Last week, former federal prosecutor Andrew McCarthy made a strong case that Jamie Gorelick had no place on the 9/11 Commission. Having been appointed and having already participated in the proceedings thus far, whether Gorelick should resign from the Commission altogether, or recuse herself from any consideration of the Justice Department’s role (or lack thereof) in the events leading up to the 9/11 attacks, was a judgment call in my mind. Eric Muller, for one, thought a sufficiently broad recusal would be sufficient, and in accordance with the Commission’s own policy (as Eugene noted here). To date Gorelick has only recused herself from consideration of her own actions and other measures taken while she was at the Justice Department.)
Until yesterday, I was inclined to agree with Muller. A mid-investigation resignation would have been overkill. But then Ms. Gorelick wrote this op-ed in the Washington Post explaining her decision to remain on the Commission and, more importantly for the recusal question, directly challenging the testimony of a witness who testified before the Commission. Specifically, she claims that Attorney General John Ashcroft’s account of the “wall” between law enforcement and anti-terrorism investigations, and the role of her 1995 memo in erecting or clarifying the “wall,” was “simply not true.” (See Randy’s post on the Ashcroft testimony here.) Yet rather than present her case in front of the commission, in public and under oath (a la Ashcroft, Rice, et al.), she is doing so in the national media while she remains a member of the Commission.

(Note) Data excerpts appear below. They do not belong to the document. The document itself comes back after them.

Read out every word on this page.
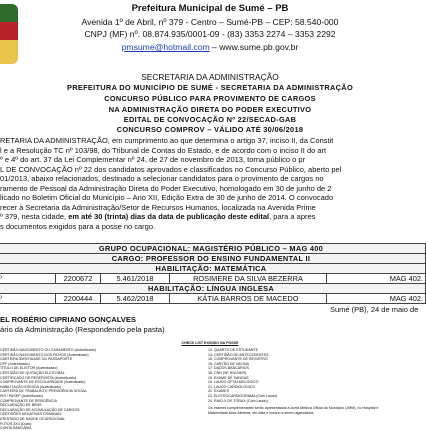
Prefeitura Municipal de Sumé – PB
Avenida 1º de Abril, nº 379 - Centro – Sumé-PB – CEP: 58.540-000
CNPJ (MF) nº. 08.874.935/0001-09 - (83) 3353 2274 – 3353 2292
pmsume@hotmail.com – www.sume.pb.gov.br
SECRETARIA DA ADMINISTRAÇÃO
PREFEITURA DO MUNICÍPIO DE SUMÉ - SECRETARIA DA ADMINISTRAÇÃO
CONCURSO PÚBLICO PARA PROVIMENTO DE CARGOS
NA ADMINISTRAÇÃO DIRETA DO PODER EXECUTIVO
EDITAL DE CONVOCAÇÃO Nº 22/SECAD-GAB
CONCURSO COMPROV – VÁLIDO ATÉ 30/06/2018
RETARIA DA ADMINISTRAÇÃO, em cumprimento ao que determina o artigo 37, inciso II, da Constit
l e a Resolução TC nº 103/98, do Tribunal de Contas do Estado, e de acordo com o inciso II do art
º e 4º do art. 37 da Lei Complementar nº 24, de 27 de novembro de 2013, torna público o pr
L DE CONVOCAÇÃO nº 22 dos candidatos aprovados e classificados no Concurso Público, aberto pel
01/2013, abaixo relacionados, destinado a selecionar candidatos para o provimento de cargos no
ramento de Pessoal da Administração Direta do Poder Executivo, homologado em 30 de junho de 2
licado no Boletim Oficial do Município – Ano XII, Edição Extra de 30 de junho de 2014. O convocado
recer à Secretaria da Administração/Setor de Recursos Humanos, localizada na Avenida Prime
º 379, nesta cidade, em até 30 (trinta) dias da data de publicação deste edital, para a apres
s documentos exigidos para a posse no cargo.
GRUPO OCUPACIONAL: MAGISTÉRIO PÚBLICO – MAG 400				
CARGO: PROFESSOR DO ENSINO FUNDAMENTAL II				
HABILITAÇÃO: MATEMÁTICA				
º	2200672	5.461/2018	ROSIMERE DA SILVA BEZERRA	MAG 402.
HABILITAÇÃO: LÍNGUA INGLESA				
º	2200444	5.462/2018	KÁTIA BARROS DE MACEDO	MAG 402.
Sumé (PB), 24 de maio de
EL ROBÉRIO CIPRIANO GONÇALVES
ário da Administração (Respondendo pela pasta)
CHECK LIST EXIGIDO NA POSSE
CERTIDÃO NASCIMENTO OU CASAMENTO (Autenticado)
CERTIDÃO NASCIMENTO DOS FILHOS (Autenticado)
CARTEIRA IDENTIDADE OU PASSAPORTE
CPF (Autenticado)
TÍTULO DE ELEITOR (Autenticado)
CERTIDÃO DE QUITAÇÃO ELEITORAL
CERTIFICADO DE RESERVISTA (Autenticado)
COMPROVANTE DE ESCOLARIDADE (Autenticado)
HABILITAÇÃO EXIGIDA (Autenticado)
CARTEIRA DE TRABALHO E PREVIDÊNCIA SOCIAL
PIS / PASEP (Autenticado)
COMPROVANTE DE RESIDÊNCIA
DECLARAÇÃO DE BENS
DECLARAÇÃO DE ACUMULAÇÃO DE CARGOS
CERTIDÕES NEGATIVAS CRIMINAIS
ATESTADO DE SAÚDE OCUPACIONAL
FOTOS 3X4 (Duas)
CONTA BANCÁRIA
13. QUARTO DE ESTUDANTE
14. CERTIDÃO DE ANTECEDENTES
15. COMPROVANTE DE REGISTRO
16. CARTÃO DE VACINA
17. DADOS BANCÁRIOS
18. CNH (SE HOUVER)
19. EXAME DE SANGUE
20. LAUDO OFTALMOLÓGICO
21. LAUDO CARDIOLÓGICO
22. EXAMES
23. ELETROCARDIOGRAMA (Com Laudo)
24. RAIO-X DE TÓRAX (Com Laudo)
Os exames complementares serão apresentados à Junta Médica Oficial do Município (JMM), no Hospital e Maternidade Alice Almeida, em data e horário a serem agendados.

Re-enter Andrew McCarthy who, it is worth noting, was the assistant U.S. attorney who led the 1995 prosecution of Sheikh Omar Abdel Rahman for terror-related activities. Today McCarthy has another article explaining in detail that Gorelick’s op-ed misrepresents her own 1995 memo and, more importantly, buttresses the case against her place on the 9/11 Commission. Among other things, McCarthy notes that were Gorelick herself not on the Commission, there is no question that she would have been subpoenaed to testify about her memorandum. Instead, she is questioning witnesses, participating in the deliberations, and — on the Washington Post editorial page — attacking the testimony of Commission witnesses in an effort to defend her own role in the pre-9/11 intelligence lapses. After this performance, her continued presence on the Commission can only undermine its credibility and appearance of independence. It is time for Gorelick to go.
UPDATE: Old Benjamin at Advisory Opinion has similar thoughts — and reports on evidence the hole Gorelick has dug for herself is even deeper than I thought (see the first update).